Skid Row Denim Academy is currently based in a ground-floor space of New Pershing Apartments, a restored Victorian building on Fifth and Main streets in downtown Los Angeles. It is owned and managed by Skid Row Housing Trust. The nonprofit executives who put together the brand were looking for a project that could earn dollars and do more for Skid Row Housing Trust, said Lee Raagas Janc, a board member.

“How do we make a product that brings a solution?” Raagas Janc asked. The line was planned to make money and develop awareness of the homeless crisis. “This thing is just a start. We’re still creating a path. If we begin to solve this issue in Los Angeles, where the problem is significant, we can influence other cities facing the same challenge.”

Skid Row Denim Academy joins a wave of new businesses that define themselves as philanthropy entrepreneurship. Part of their mission statements is to do business to raise funds for nonprofits. For-profit fashion and lifestyle companies such as Tom’s and Warby Parker, respectively, donate shoes and glasses for every product they sell. Other companies, such as Apolis, a fashion line out of downtown Los Angeles, are benefit corporations. They are for-profits that include a positive impact on society as part of the company’s legally defined goals.

Philanthropic entrepreneurship resonates with a key group of consumers, said Kenn Henman. He cofounded Los Angeles–based IGXO Cosmetics, which donates 10 percent of its sales to nonprofits. IGXO and some of Henman’s other projects link YouTube personalities with philanthropic enterprises. He said that these companies are profitable because they cater to millennials, a demographic every youth-oriented business wants to attract from.

“Millennials are becoming more active politically and socially. It gives them the avenue to purchase something from their favorite [YouTube] star and also to give back a little,” he said of philanthropic entrepreneurship. Henman is a former public-relations executive who served in Cambodia in the Peace Corps in 2014. In the late 1980s, he served as a lieutenant in the U.S. Army.

Robinson, a tattooed father of two boys and who previously worked in nightclub management and music licensing, counts Skid Row Denim Academy as his first design gig. Skingraft’s Cota consulted, and Scott Meisse, partner in Brand Name Studio, a brand and design consultancy based in Los Angeles, also worked on the project.

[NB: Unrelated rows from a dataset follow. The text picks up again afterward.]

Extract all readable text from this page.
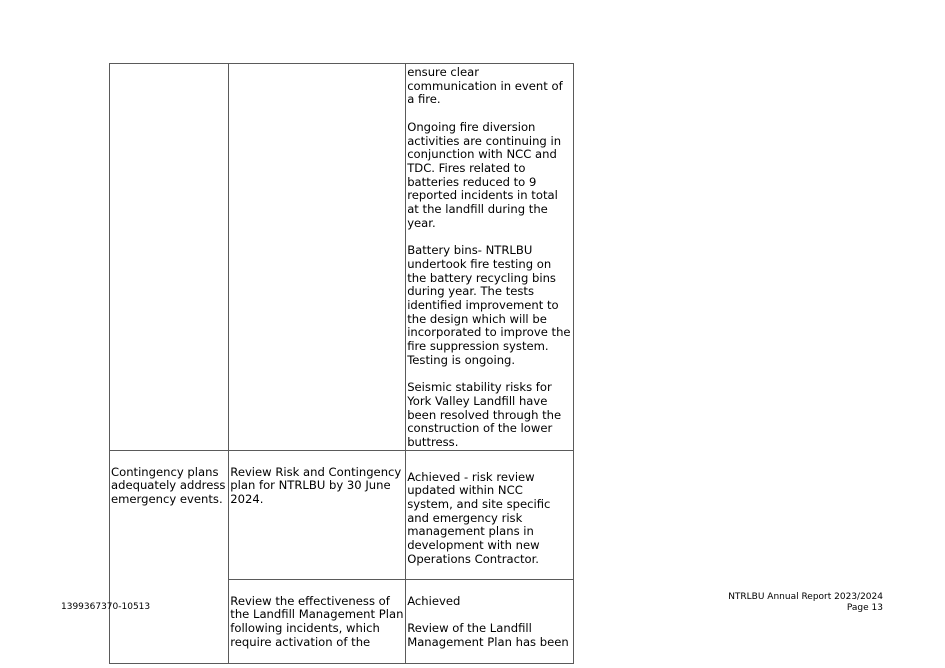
		ensure clear communication in event of a fire.

Ongoing fire diversion activities are continuing in conjunction with NCC and TDC. Fires related to batteries reduced to 9 reported incidents in total at the landfill during the year.

Battery bins- NTRLBU undertook fire testing on the battery recycling bins during year. The tests identified improvement to the design which will be incorporated to improve the fire suppression system. Testing is ongoing.

Seismic stability risks for York Valley Landfill have been resolved through the construction of the lower buttress.

Contingency plans adequately address emergency events.	Review Risk and Contingency plan for NTRLBU by 30 June 2024.	Achieved - risk review updated within NCC system, and site specific and emergency risk management plans in development with new Operations Contractor.
	Review the effectiveness of the Landfill Management Plan following incidents, which require activation of the	Achieved

Review of the Landfill Management Plan has been

1399367370-10513
NTRLBU Annual Report 2023/2024
Page 13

The collection is made with raw selvedge denim. The wide-leg pants have no stitching on the back pockets. Instead of a coin pocket, denim academy’s pants feature a leather pocket for a smartphone. Both pants and jackets bear black leather patches with the logo of Skid Row Denim Academy. The brand is scheduled to introduce T-shirts this year. Robinson said denim was the best fabric to wrap his cause in. “Denim symbolizes people who roll up their sleeves and work. You don’t wash it. It’s distressed. It shows how you interact with the world and your community,” he said.

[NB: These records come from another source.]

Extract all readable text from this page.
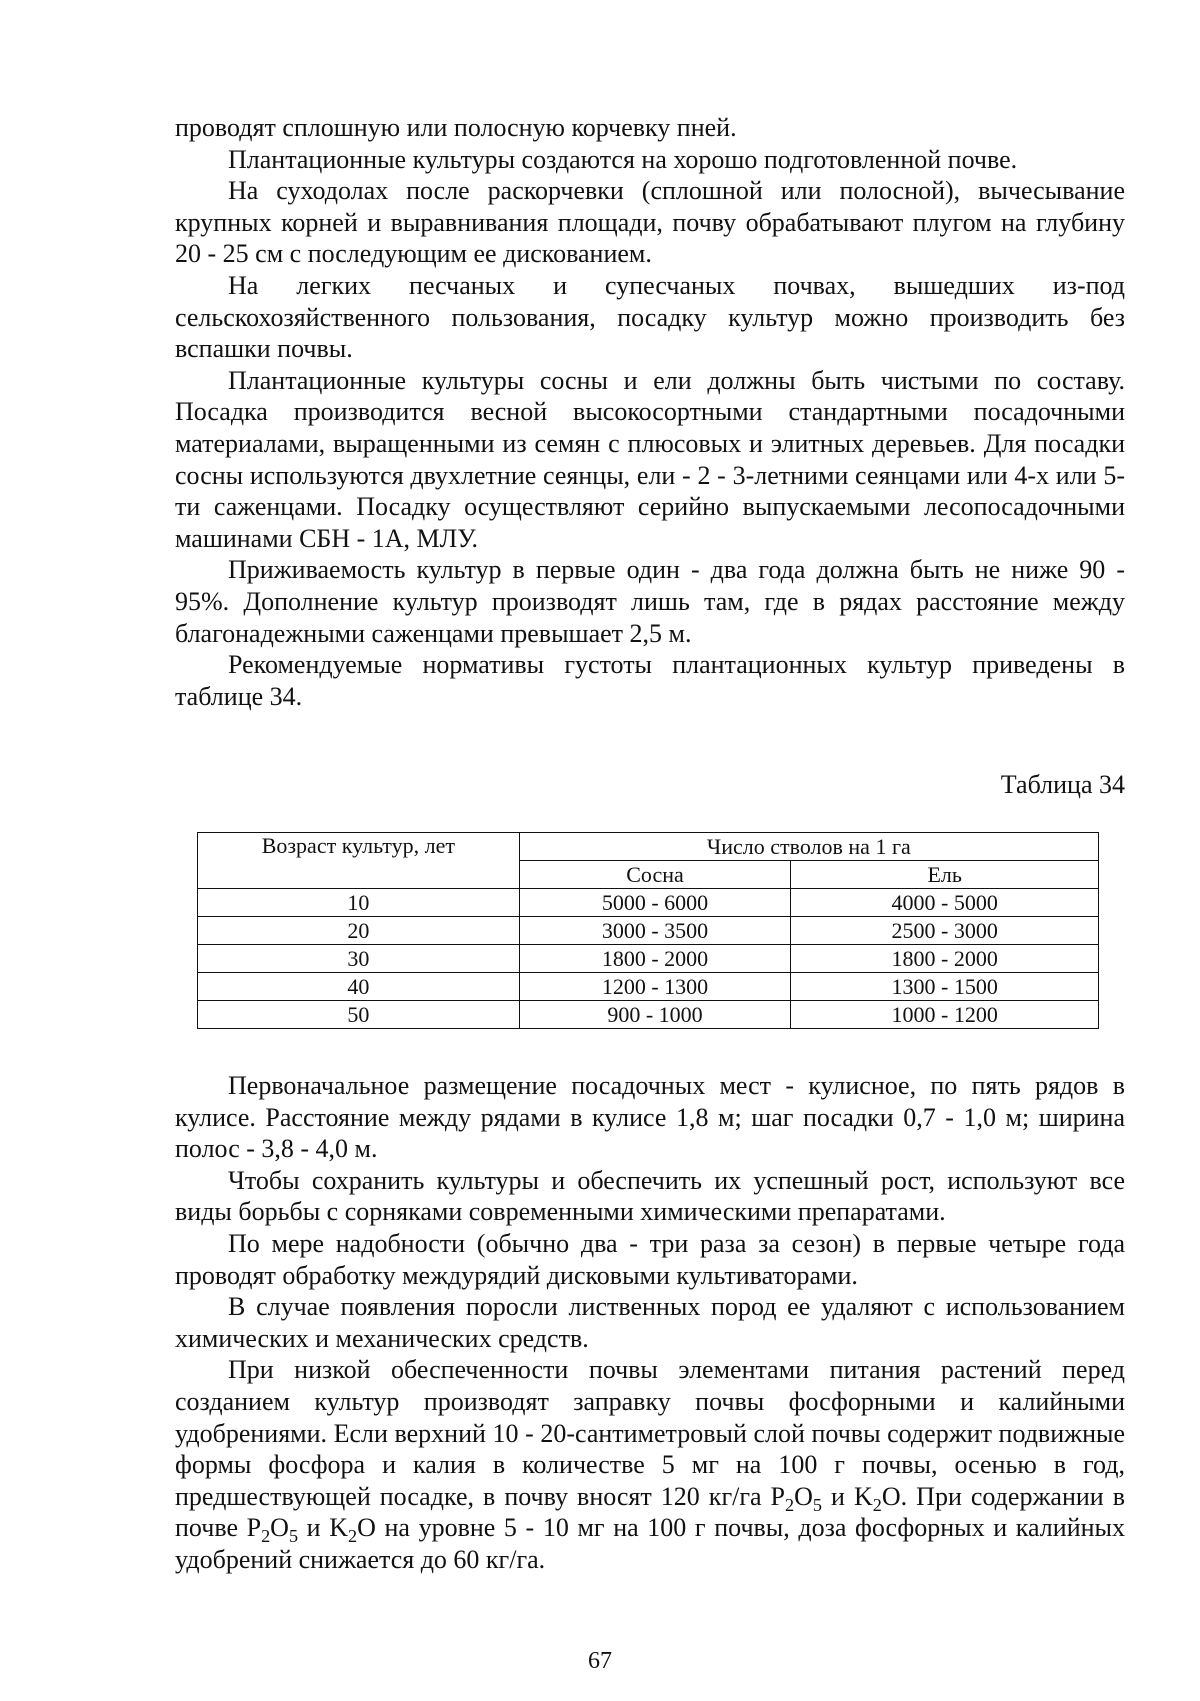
проводят сплошную или полосную корчевку пней.

Плантационные культуры создаются на хорошо подготовленной почве.

На суходолах после раскорчевки (сплошной или полосной), вычесывание крупных корней и выравнивания площади, почву обрабатывают плугом на глубину 20 - 25 см с последующим ее дискованием.

На легких песчаных и супесчаных почвах, вышедших из-под сельскохозяйственного пользования, посадку культур можно производить без вспашки почвы.

Плантационные культуры сосны и ели должны быть чистыми по составу. Посадка производится весной высокосортными стандартными посадочными материалами, выращенными из семян с плюсовых и элитных деревьев. Для посадки сосны используются двухлетние сеянцы, ели - 2 - 3-летними сеянцами или 4-х или 5-ти саженцами. Посадку осуществляют серийно выпускаемыми лесопосадочными машинами СБН - 1А, МЛУ.

Приживаемость культур в первые один - два года должна быть не ниже 90 - 95%. Дополнение культур производят лишь там, где в рядах расстояние между благонадежными саженцами превышает 2,5 м.

Рекомендуемые нормативы густоты плантационных культур приведены в таблице 34.

Таблица 34
Возраст культур, лет	Число стволов на 1 га	
	Сосна	Ель
10	5000 - 6000	4000 - 5000
20	3000 - 3500	2500 - 3000
30	1800 - 2000	1800 - 2000
40	1200 - 1300	1300 - 1500
50	900 - 1000	1000 - 1200

Первоначальное размещение посадочных мест - кулисное, по пять рядов в кулисе. Расстояние между рядами в кулисе 1,8 м; шаг посадки 0,7 - 1,0 м; ширина полос - 3,8 - 4,0 м.

Чтобы сохранить культуры и обеспечить их успешный рост, используют все виды борьбы с сорняками современными химическими препаратами.

По мере надобности (обычно два - три раза за сезон) в первые четыре года проводят обработку междурядий дисковыми культиваторами.

В случае появления поросли лиственных пород ее удаляют с использованием химических и механических средств.

При низкой обеспеченности почвы элементами питания растений перед созданием культур производят заправку почвы фосфорными и калийными удобрениями. Если верхний 10 - 20-сантиметровый слой почвы содержит подвижные формы фосфора и калия в количестве 5 мг на 100 г почвы, осенью в год, предшествующей посадке, в почву вносят 120 кг/га $P_2O_5$ и $K_2O$. При содержании в почве $P_2O_5$ и $K_2O$ на уровне 5 - 10 мг на 100 г почвы, доза фосфорных и калийных удобрений снижается до 60 кг/га.

67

Robinson took style inspiration from what the denizens of New York’s mid-1970s punk-rock scene were wearing as well as the denim look of rockers David Bowie and Iggy Pop during the period.

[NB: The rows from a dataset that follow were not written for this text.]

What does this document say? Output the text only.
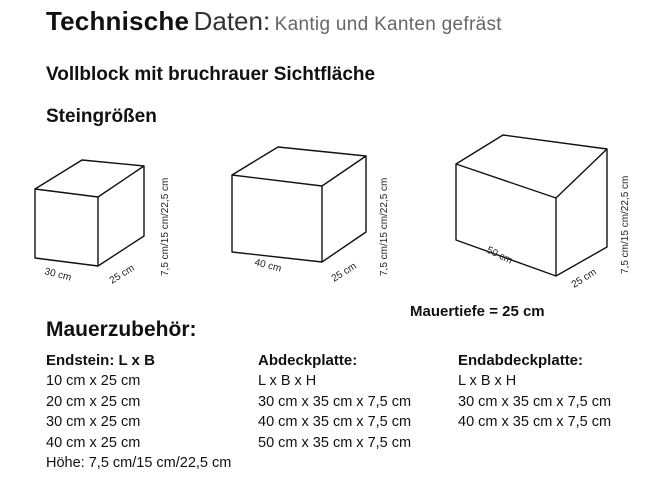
Technische Daten: Kantig und Kanten gefräst
Vollblock mit bruchrauer Sichtfläche
Steingrößen
30 cm	25 cm 7,5 cm/15 cm/22,5 cm	40 cm	25 cm 7,5 cm/15 cm/22,5 cm	50 cm
25 cm
7,5 cm/15 cm/22,5 cm
Mauertiefe = 25 cm
Mauerzubehör:
Endstein: L x B
10 cm x 25 cm
20 cm x 25 cm
30 cm x 25 cm
40 cm x 25 cm
Höhe: 7,5 cm/15 cm/22,5 cm
Abdeckplatte:
L x B x H
30 cm x 35 cm x 7,5 cm
40 cm x 35 cm x 7,5 cm
50 cm x 35 cm x 7,5 cm
Endabdeckplatte:
L x B x H
30 cm x 35 cm x 7,5 cm
40 cm x 35 cm x 7,5 cm
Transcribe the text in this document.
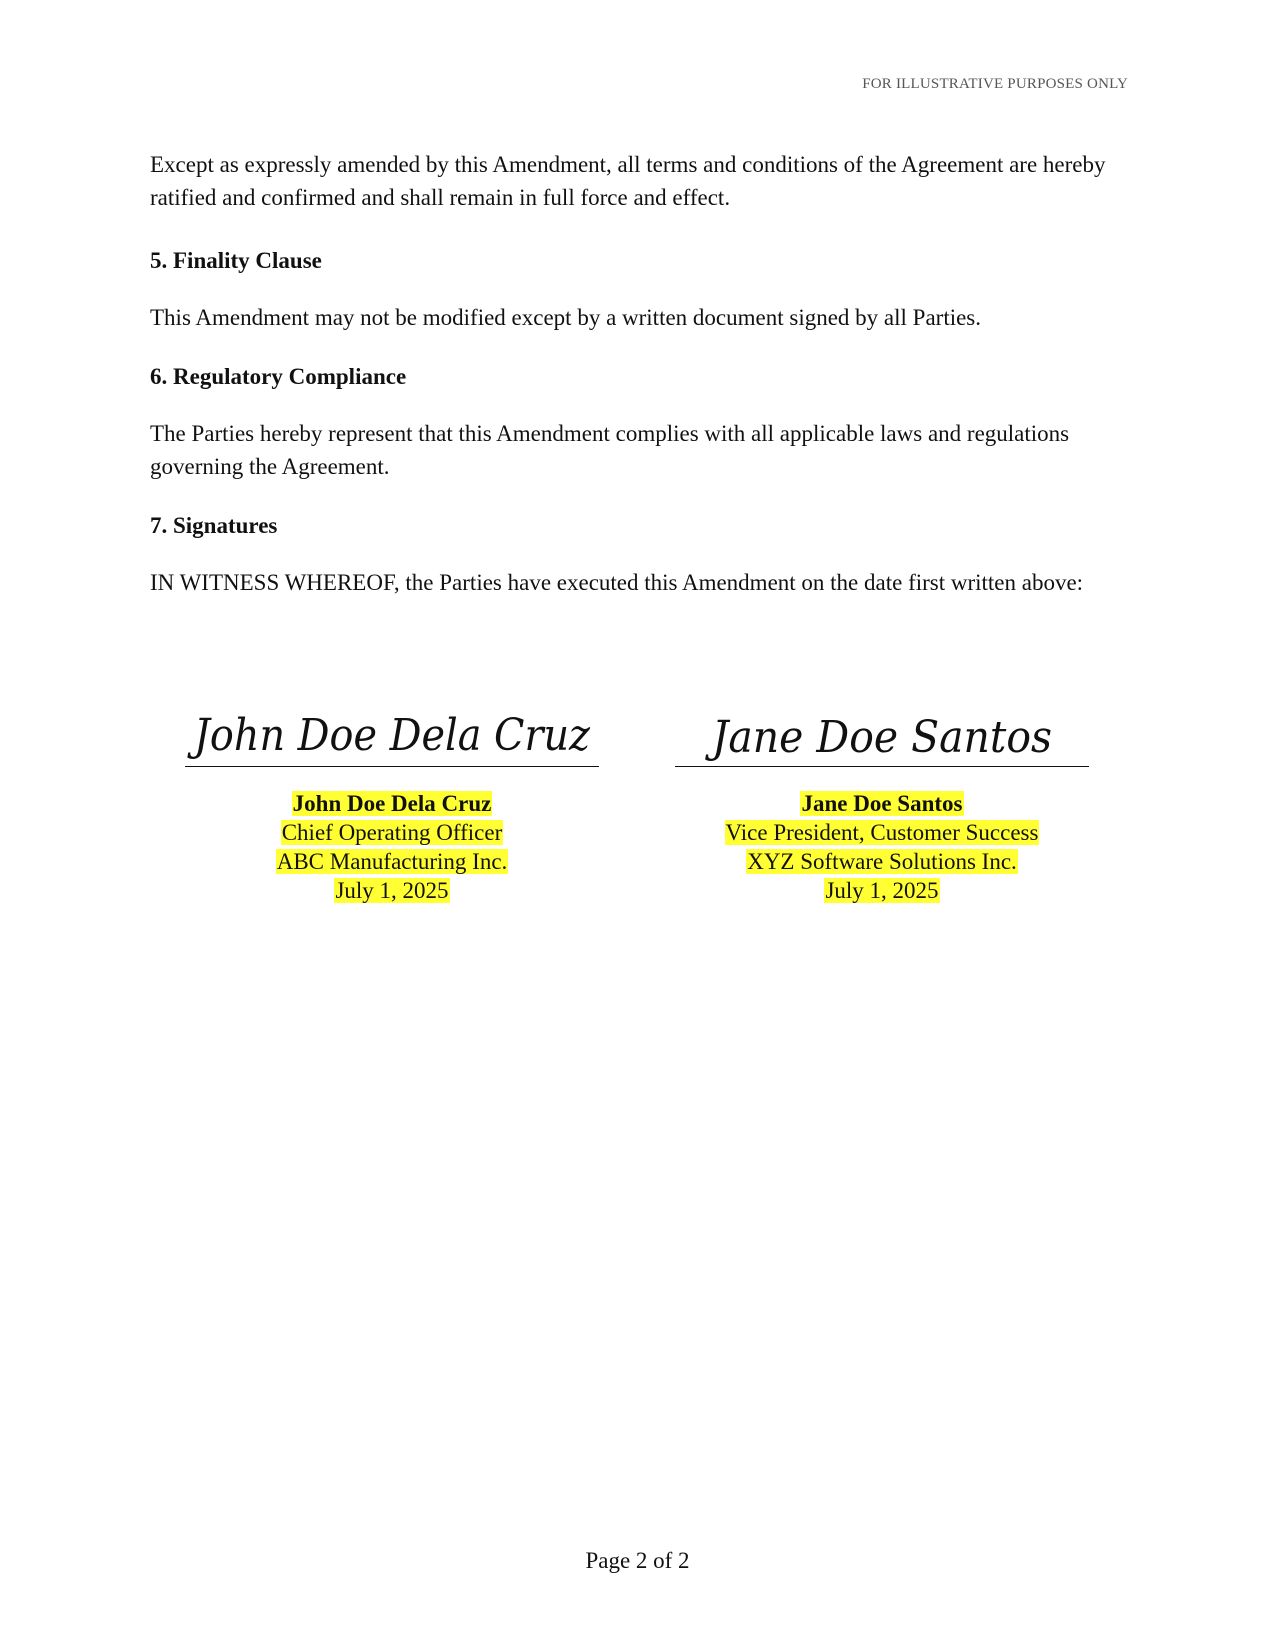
FOR ILLUSTRATIVE PURPOSES ONLY

Except as expressly amended by this Amendment, all terms and conditions of the Agreement are hereby ratified and confirmed and shall remain in full force and effect.

5. Finality Clause

This Amendment may not be modified except by a written document signed by all Parties.

6. Regulatory Compliance

The Parties hereby represent that this Amendment complies with all applicable laws and regulations governing the Agreement.

7. Signatures

IN WITNESS WHEREOF, the Parties have executed this Amendment on the date first written above:

John Doe Dela Cruz
John Doe Dela Cruz
Chief Operating Officer
ABC Manufacturing Inc.
July 1, 2025
Jane Doe Santos
Jane Doe Santos
Vice President, Customer Success
XYZ Software Solutions Inc.
July 1, 2025
Page 2 of 2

Cota of Skingraft also made a limited collection of lambskin leather jackets for Skid Row Denim Academy. The motorcycle jacket for men and women is based on Skingraft’s fitted motorcycle jacket. “This is a fresh take on a classic moto jacket,” Cota said. “It’s been one of our classic looks. But we updated it. We modernized the hardware to make it appeal to a wider audience.”

Robinson thought in the case of Skid Row Denim Academy, consumerism can be activism. “This is a great entry point for people to get involved. You get the jeans, you get turned on to the great work that Skid Row Housing Trust has done for the past 25 years. The most important thing anyone can do is to show up. This is how you show up,” he said.

Mike Alvidrez, chief executive officer of Skid Row Housing Trust, said that it’s going to take a lot more than denim to solve the homeless crisis.

“Rising housing costs and stagnant wages across the county mean that many of our friends, family members and neighbors are one crisis away from living on the street. We will not end homelessness until this economic crisis is addressed,” he said.